Research on Immunity Based Real Value Coded Intrusion Detection System

【作者】 翁广安

【导师】 余胜生;

【作者基本信息】 华中科技大学 , 计算机系统结构, 2008, 博士

【摘要】 目前在信息安全中检测未知入侵行为变得越来越重要,传统异常入侵检测模型存在正常特征简档更新、动态实时检测、分布式检测等困难。新兴的基于生物免疫系统原理的入侵检测为解决传统异常入侵检测面临的诸多难题提供了新的途径。但现有免疫入侵检测技术还处于初期阶段。详细研究二进制编码免疫入侵检测系统,提出了该类系统检测器集的改进算法,缩减了检测器集的冗余信息量。然而二进制编码及rcb匹配规则无法有效地处理长串模式,不能适应众多特征属性下的入侵检测,难以胜任动态变化环境下的实时检测。为此,提出基于实值编码的免疫入侵检测方法,做了如下研究和创新性工作。首次较系统地将实值编码移植到免疫入侵检测中,定义了self集合的表示、检测器的表示,建立超球体和超矩形两种模型,提出新的检测器生成方法--多峰值进化,训练可变覆盖范围的检测器,特定的适应度函数使检测器尽量填充self附近以及self实体之间的细小检测空洞,解决了在巨大的模式空间中随机生成法不能有效覆盖non-self区域的不足。分析实值编码的检测粒度特性,获得归一化时采用的最大值越小,信息损失越小,检测粒度越好的结论。
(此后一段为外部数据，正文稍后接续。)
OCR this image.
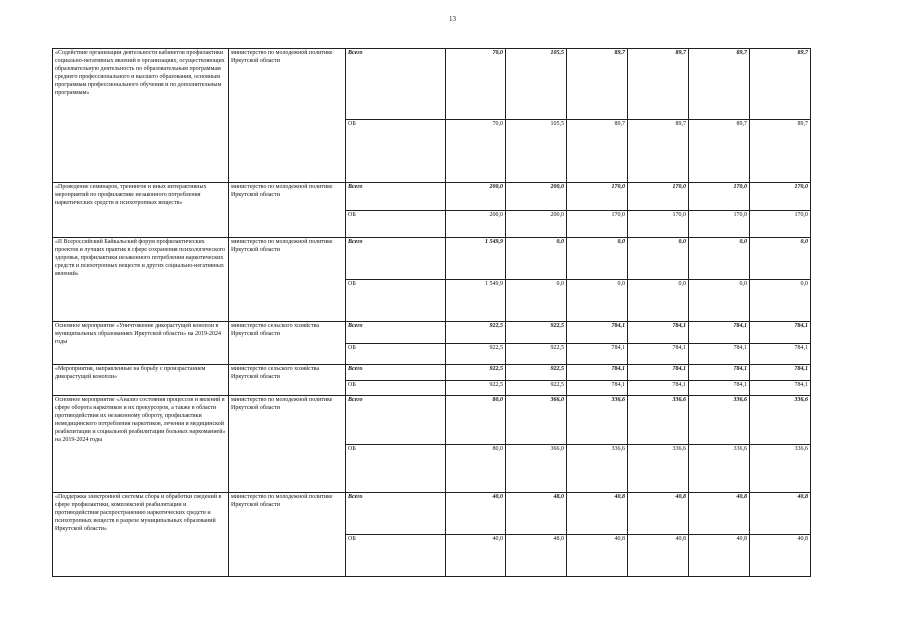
13
«Содействие организации деятельности кабинетов профилактики социально-негативных явлений в организациях, осуществляющих образовательную деятельность по образовательным программам среднего профессионального и высшего образования, основным программам профессионального обучения и по дополнительным программам»	министерство по молодежной политике Иркутской области	Всего	70,0	105,5	89,7	89,7	89,7	89,7
		ОБ	70,0	105,5	89,7	89,7	89,7	89,7
«Проведение семинаров, тренингов и иных интерактивных мероприятий по профилактике незаконного потребления наркотических средств и психотропных веществ»	министерство по молодежной политике Иркутской области	Всего	200,0	200,0	170,0	170,0	170,0	170,0
		ОБ	200,0	200,0	170,0	170,0	170,0	170,0
«II Всероссийский Байкальский форум профилактических проектов и лучших практик в сфере сохранения психологического здоровья, профилактики незаконного потребления наркотических средств и психотропных веществ и других социально-негативных явлений»	министерство по молодежной политике Иркутской области	Всего	1 549,9	0,0	0,0	0,0	0,0	0,0
		ОБ	1 549,9	0,0	0,0	0,0	0,0	0,0
Основное мероприятие «Уничтожение дикорастущей конопли в муниципальных образованиях Иркутской области» на 2019-2024 годы	министерство сельского хозяйства Иркутской области	Всего	922,5	922,5	784,1	784,1	784,1	784,1
		ОБ	922,5	922,5	784,1	784,1	784,1	784,1
«Мероприятия, направленные на борьбу с произрастанием дикорастущей конопли»	министерство сельского хозяйства Иркутской области	Всего	922,5	922,5	784,1	784,1	784,1	784,1
		ОБ	922,5	922,5	784,1	784,1	784,1	784,1
Основное мероприятие «Анализ состояния процессов и явлений в сфере оборота наркотиков и их прекурсоров, а также в области противодействия их незаконному обороту, профилактики немедицинского потребления наркотиков, лечения и медицинской реабилитации и социальной реабилитации больных наркоманией» на 2019-2024 годы	министерство по молодежной политике Иркутской области	Всего	80,0	366,0	336,6	336,6	336,6	336,6
		ОБ	80,0	366,0	336,6	336,6	336,6	336,6
«Поддержка электронной системы сбора и обработки сведений в сфере профилактики, комплексной реабилитации и противодействия распространению наркотических средств и психотропных веществ в разрезе муниципальных образований Иркутской области»	министерство по молодежной политике Иркутской области	Всего	40,0	48,0	40,8	40,8	40,8	40,8
		ОБ	40,0	48,0	40,8	40,8	40,8	40,8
构建了超球体和超矩形系统,实验结果显示,在DARPA99网络数据集、机器学习Wine数据集上,超球体系统在检测率、误报率、non-self区域覆盖的均匀程度、不完备训练集的适应力、算法稳定性、训练时间代价等方面均优于超矩形系统;多峰值进化生成法在检测率、non-self区域覆盖的均匀程度、算法稳定性等方面均优于随机生成法;随机生成法不适用于13维的Wine数据集。多峰值进化超球体系统在KDD Cup’99数据集上进行了实验,验证了该系统能较好地适应高维数检测,得出算法的时间代价和模式维数、训练集大小都近似成线性关系的结论。提出了利用数据的分布特性提高多峰值进化超球体系统检测精确度的方法和途径。首先建立高斯概率模型描述数据空间中模式的分布,定义聚簇等级参数表征数据点聚集成簇的程度;提供了根据特定聚簇等级生成合成数据集的方法;研究了实际数据集的聚簇特性。实验结果显示,聚簇特性越好(聚簇等级小)的数据集,检测能力越好;增加检测器数目或者降低容忍等级可以一定程度上补偿差的聚簇特性。在此基础上,提出了扩展的self空间超球体构造模型—可变半径self球体模型(VRSSM),根据聚簇情况模式空间区域实施不同的容忍等级,在检测器训练过程中各个self超球体将具有不同的半径,提高了self/non-self界线划分的精确度。分析表明总体检测能力受数据聚簇特性和正常-异常间的平均属性偏移影响,VRSSM模型的性能则受到聚簇形状和数据点密度差异等客观因素的影响。实验结果显示合成数据集和DARPA99数据集符合VRSSM模型的假设,该模型提高了检测率,降低了误报率。建立了多峰值进化超球体系统动态实时检测机制,包括强化的初始化训练机制,提高入侵行为高发区域覆盖率的克隆选择和基因库机制,在检测器集不断更新过程中仍然能识别遇到过的入侵行为的免疫记忆机制。提出了VRSSM的动态扩展模型(Dynamic VRSSM)。该模型用正向记忆标定正常行为密集区域,实时计算不同区域的容忍等级。分析指出,实际网络入侵检测系统激活阈值设定为1较合适。克隆个体超变异的概率过高过低都对检测不利,通过实验可找到较佳数值。网络数据集(DARPA99和KDD Cup’99)上的仿真测试结果,验证了动态实时检测机制的有效性;验证了Dynamic VRSSM模型的正确性。结合分布式耐受和集中式耐受机制,提出了一个分布式协作体系结构原型。集成了实值编码超球体空间表达、多峰值进化检测器生成、VRSSM模型、动态实时检测机制及Dynamic VRSSM模型实现了一个单节点的实验平台,验证了上述理论的正确性和模型的可行性。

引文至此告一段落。